Wegen Coronavirus: Pharmaexperten warnen vor Antibiotika-Engpässen

Wirkstoffe für Antibiotika werden oft in China hergestellt - doch
wegen des Coronavirus ruht dort teils die Produktion. Welche Folgen
kann das für Deutschland haben?

Frankfurt/Main (dpa) - Produktionsausfälle in China wegen des
Coronavirus könnten nach Ansicht von Pharmaexperten schlimmstenfalls
zu Antibiotika-Engpässen in Deutschland führen. Da die Herstellung
von Wirkstoffen in der stark betroffenen Provinz Hubei stillstehe,
schwänden die Lagervorräte für die Weiterverarbeitung, sagte Morris
Hosseini, Pharmaexperte bei der Beratungsgesellschaft Roland Berger.
Kurzfristig reichten die Antibiotika-Lagerbestände aus, um die
Produktion aufrecht zu erhalten, doch bei einem längerfristigen Stopp
in den chinesischen Werken drohten Lieferengpässe.

Weltweit sei die Pharmabranche in der Wirkstoff-Produktion abhängig
von China, da die Herstellung in Europa nicht lohne. So würden etwa
Vorstufen der Penicilline stark in der Volksrepublik produziert. Zwar
sei die Provinz Hubei mit der Hauptstadt Wuhan nicht der einzige,
aber ein maßgeblicher Standort für die Wirkstofferstellung, sagte
Hosseini am Dienstag der Deutschen Presse-Agentur. «Wenn sich die
Situation in den chinesischen Produktionsstätten mittelfristig nicht
entspannt, wird sich die Lage in Europa zuspitzen.» Erschwerend komme
dazu, dass mit dem chinesischen Neujahrsfest die Produktion ohnehin
geruht habe.

Im Fall von Lieferengpässen könnten indische Produzenten einspringen,
aber nicht kurzfristig in der benötigten Größenordnung, sagte
Hosseini. In Deutschland würden etwa nötige Vorstufen von Antibiotika
seit dem Produktionsende am Pharmastandort Frankfurt Höchst 2017 gar
nicht mehr hergestellt, so eine Studie von Roland Berger.

Behörden sehen indes noch keinen Grund zur Sorge. Es lägen «bislang
keine Hinweise vor, dass es aufgrund des Coronavirus zu kurzfristigen
Liefer- oder Versorgungsengpässen kommen wird», teilte das
Bundesinstitut für Arzneimittel und Medizinprodukte in Bonn mit.

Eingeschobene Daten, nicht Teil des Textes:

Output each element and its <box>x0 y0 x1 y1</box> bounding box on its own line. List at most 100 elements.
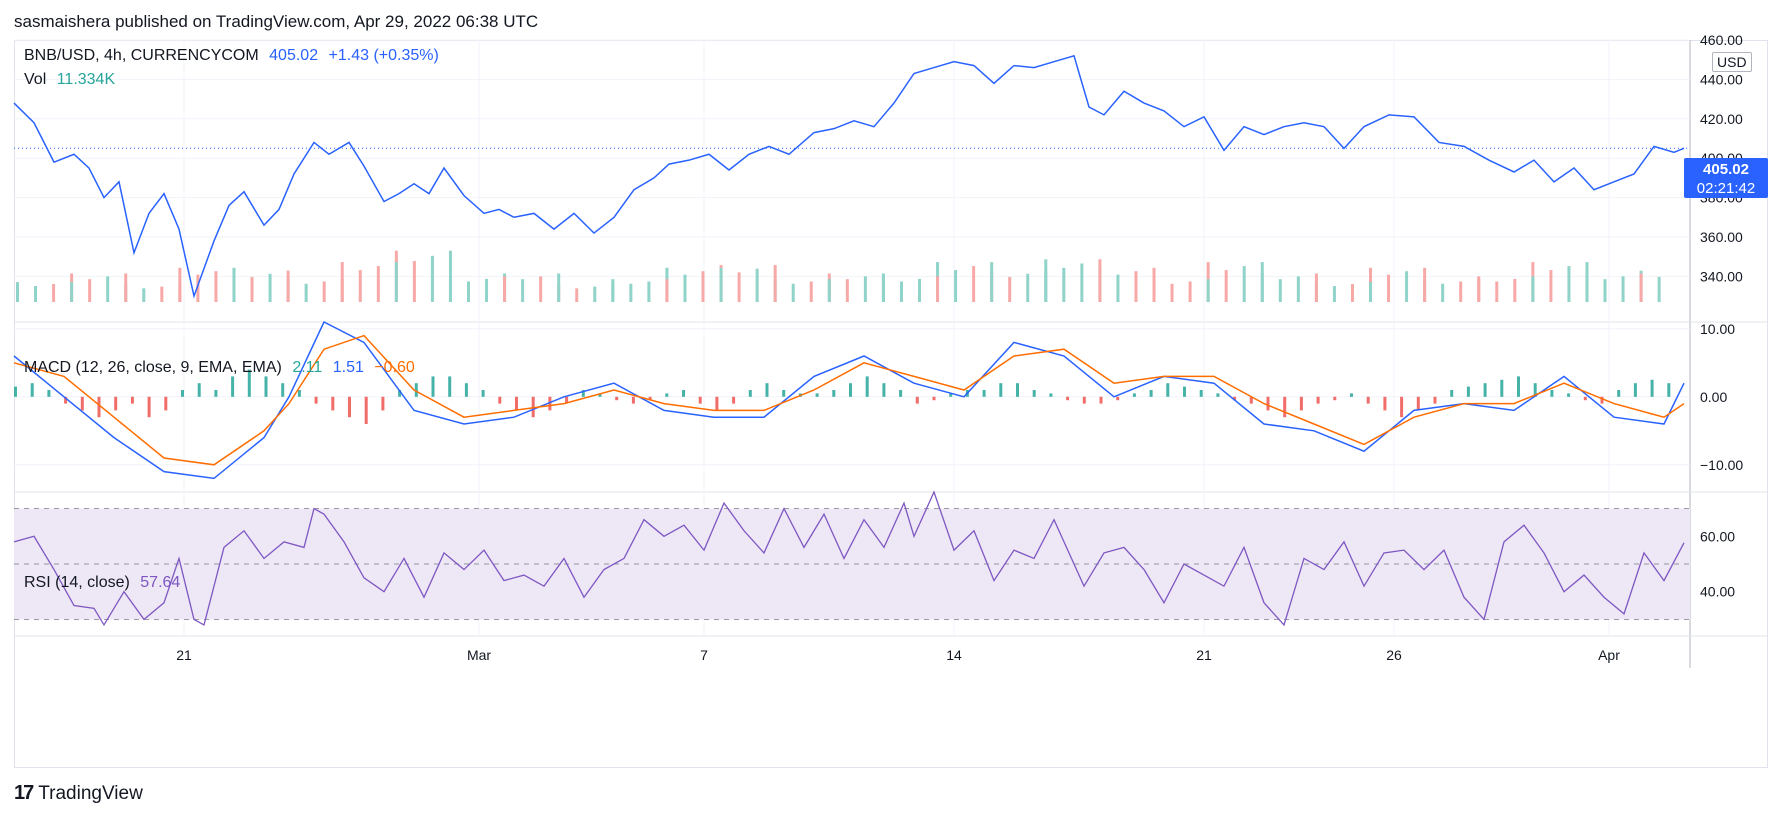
volume-bar <box>1495 281 1499 302</box>
volume-bar <box>142 288 146 302</box>
price-series-line <box>513 60 1015 235</box>
macd-histogram-bar <box>381 396 385 411</box>
macd-histogram-bar <box>1650 379 1654 397</box>
macd-histogram-bar <box>1116 396 1120 401</box>
macd-histogram-bar <box>1066 396 1070 401</box>
volume-bar <box>611 284 615 302</box>
macd-histogram-bar <box>1333 396 1337 401</box>
macd-histogram-bar <box>1400 396 1404 418</box>
macd-histogram-bar <box>1550 390 1554 397</box>
macd-histogram-bar <box>1500 379 1504 397</box>
volume-bar <box>539 276 543 302</box>
macd-histogram-bar <box>1099 396 1103 404</box>
x-tick-label: 26 <box>1386 647 1402 663</box>
macd-histogram-bar <box>97 396 101 418</box>
macd-histogram-bar <box>932 396 936 401</box>
macd-value-histogram: 2.11 <box>292 359 323 376</box>
volume-bar <box>1332 286 1336 302</box>
macd-value-signal: −0.60 <box>374 359 415 376</box>
macd-histogram-bar <box>1016 383 1019 397</box>
volume-bar <box>394 262 398 302</box>
macd-histogram-bar <box>615 396 619 401</box>
macd-histogram-bar <box>732 396 736 404</box>
macd-histogram-bar <box>1266 396 1270 411</box>
volume-bar <box>755 268 759 302</box>
rsi-line <box>13 490 1685 627</box>
rsi-tick-label: 60.00 <box>1700 528 1735 544</box>
signal-line <box>13 334 1685 466</box>
volume-bar <box>1549 270 1553 302</box>
volume-bar <box>1134 271 1138 302</box>
rsi-label: RSI (14, close) <box>24 574 130 591</box>
macd-histogram-bar <box>1032 390 1036 397</box>
macd-histogram-bar <box>1583 396 1587 401</box>
volume-bar <box>286 270 290 302</box>
volume-bar <box>1296 276 1300 302</box>
macd-histogram-bar <box>364 396 368 424</box>
volume-bar <box>1459 281 1463 302</box>
macd-histogram-bar <box>481 390 485 397</box>
macd-label: MACD (12, 26, close, 9, EMA, EMA) <box>24 359 282 376</box>
macd-histogram-bar <box>1049 393 1053 397</box>
volume-bar <box>629 283 633 302</box>
macd-histogram-bar <box>882 383 886 397</box>
volume-bar <box>773 264 777 302</box>
price-tag-value: 405.02 <box>1703 161 1749 178</box>
volume-bar <box>1369 282 1372 302</box>
currency-badge[interactable]: USD <box>1712 52 1752 72</box>
macd-histogram-bar <box>1350 393 1353 397</box>
macd-histogram-bar <box>1299 396 1303 411</box>
macd-histogram-bar <box>1082 396 1086 404</box>
volume-bar <box>683 274 687 302</box>
volume-bar <box>106 276 110 302</box>
macd-histogram-bar <box>164 396 168 411</box>
macd-histogram-bar <box>849 383 852 397</box>
macd-histogram-bar <box>1366 396 1370 404</box>
macd-histogram-bar <box>181 390 184 397</box>
tradingview-logo[interactable]: 17 TradingView <box>14 782 143 805</box>
macd-tick-label: 0.00 <box>1700 389 1727 405</box>
rsi-tick-label: 40.00 <box>1700 584 1735 600</box>
volume-bar <box>1531 276 1535 302</box>
volume-bar <box>719 267 723 302</box>
price-series-line <box>1013 54 1685 191</box>
volume-bar <box>16 282 19 302</box>
volume-bar <box>124 273 128 302</box>
macd-histogram-bar <box>1433 396 1437 404</box>
x-tick-label: Apr <box>1598 647 1620 663</box>
volume-label: Vol <box>24 71 47 88</box>
macd-histogram-bar <box>130 396 134 404</box>
volume-bar <box>954 270 958 302</box>
macd-histogram-bar <box>982 390 986 397</box>
volume-bar <box>1423 267 1427 302</box>
volume-bar <box>557 273 561 302</box>
macd-histogram-bar <box>1233 396 1237 401</box>
volume-bar <box>340 279 344 302</box>
volume-bar <box>1080 263 1084 302</box>
last-price-tag: 405.02 02:21:42 <box>1684 158 1768 198</box>
macd-legend: MACD (12, 26, close, 9, EMA, EMA) 2.11 1… <box>24 359 421 377</box>
macd-value-macd: 1.51 <box>332 359 364 376</box>
x-tick-label: Mar <box>467 647 491 663</box>
tv-logo-text: TradingView <box>38 782 143 804</box>
price-tick-label: 440.00 <box>1700 71 1743 87</box>
volume-bar <box>1513 278 1517 302</box>
volume-bar <box>1441 283 1445 302</box>
publish-header: sasmaishera published on TradingView.com… <box>14 12 539 31</box>
macd-histogram-bar <box>815 393 819 397</box>
volume-bar <box>1026 273 1030 302</box>
macd-histogram-bar <box>1199 390 1203 397</box>
price-tick-label: 360.00 <box>1700 229 1743 245</box>
macd-histogram-bar <box>1533 383 1537 397</box>
volume-bar <box>1224 270 1228 302</box>
volume-bar <box>196 274 200 302</box>
macd-histogram-bar <box>748 390 752 397</box>
volume-bar <box>1206 279 1210 302</box>
last-price: 405.02 <box>269 47 319 64</box>
volume-bar <box>972 266 976 302</box>
volume-bar <box>1477 279 1481 302</box>
rsi-legend: RSI (14, close) 57.64 <box>24 574 186 592</box>
macd-histogram-bar <box>1283 396 1287 418</box>
macd-histogram-bar <box>398 390 402 397</box>
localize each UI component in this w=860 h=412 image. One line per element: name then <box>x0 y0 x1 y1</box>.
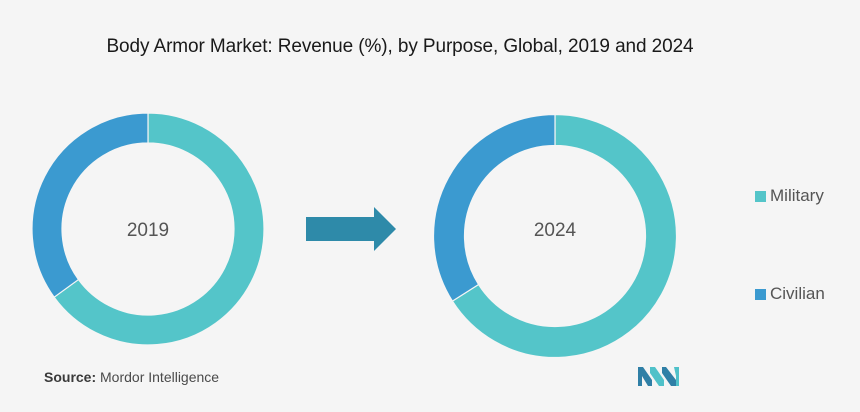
legend-item-civilian: Civilian <box>755 284 825 304</box>
source-label: Source: <box>44 369 97 385</box>
donut-chart-2024 <box>432 113 678 359</box>
legend-swatch-civilian <box>755 288 766 300</box>
center-label-2024: 2024 <box>534 220 577 241</box>
legend-swatch-military <box>755 190 766 202</box>
donut-segment-military-2024 <box>451 113 678 359</box>
donut-segment-civilian-2019 <box>31 112 149 299</box>
mordor-logo-icon <box>638 367 679 386</box>
donut-chart-2019 <box>31 112 265 346</box>
source-text: Mordor Intelligence <box>100 369 220 385</box>
arrow-icon <box>306 207 396 251</box>
donut-segment-military-2019 <box>53 112 265 346</box>
legend-label-military: Military <box>770 186 824 205</box>
chart-title: Body Armor Market: Revenue (%), by Purpo… <box>106 36 694 57</box>
donut-segment-civilian-2024 <box>432 113 556 302</box>
source-note: Source: Mordor Intelligence <box>44 369 219 385</box>
legend-label-civilian: Civilian <box>770 284 825 303</box>
legend-item-military: Military <box>755 186 824 206</box>
center-label-2019: 2019 <box>127 220 169 241</box>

Lieferprobleme bei Arzneien wie Schilddrüsenmitteln oder
Schmerztabletten in Deutschland sorgen unabhängig vom Coronavirus
immer wieder für Kritik. So konzentriert sich die Produktion vieler
Wirkstoffe auf wenige Betriebe in Asien. Seit dem Ende der 1980er
Jahre beschaffen Pharmakonzerne viele Wirkstoffe immer stärker aus
China, wo mit staatlichen Subventionen Produktionskapazitäten
aufgebaut wurden, wie Hosseini sagte. Die Folge: Steht die Produktion
zeitweilig still oder kommt es wegen Verunreinigungen zu
Arznei-Rückrufen, hakt es in der Lieferkette. Eine größere
Herstellung von Antibiotika-Wirkstoffen in Europa würde aber höhere
Preise und steigende Kosten im Gesundheitssystem bedeuten.

Der Apothekerverband ABDA hat Lieferschwierigkeiten wiederholt
kritisiert. Die Zahl der nicht verfügbaren Arzneien in Deutschland
habe sich fast verdoppelt: Von 4,7 Millionen Packungen 2017 auf 9,3
Millionen 2018. Jedes 50. dieser Mittel sei von Lieferengpässen
betroffen - also mehr als zwei Wochen nicht verfügbar oder deutlich
stärker nachgefragt als angeboten. Das Bundesinstitut für
Arzneimittel und Medizinprodukte spricht hingegen von relativ wenigen
Lieferengpässen gemessen an allen zugelassenen Arzneien hierzulande.
Auch könnten Patienten alternative Mittel bekommen.

Gesundheitsminister Jens Spahn (CDU) will stärker gegen
Lieferengpässe vorgehen. Er strebt etwa eine Meldepflicht für
Pharmakonzerne und Großhändler an, um drohende Lieferengpässe
schneller zu erkennen. Spahn will das Thema auch bei der deutschen
EU-Ratspräsidentschaft in der zweiten Jahreshälfte auf die Agenda
setzen. Ziel sei auch, Medikamente stärker in Europa zu produzieren.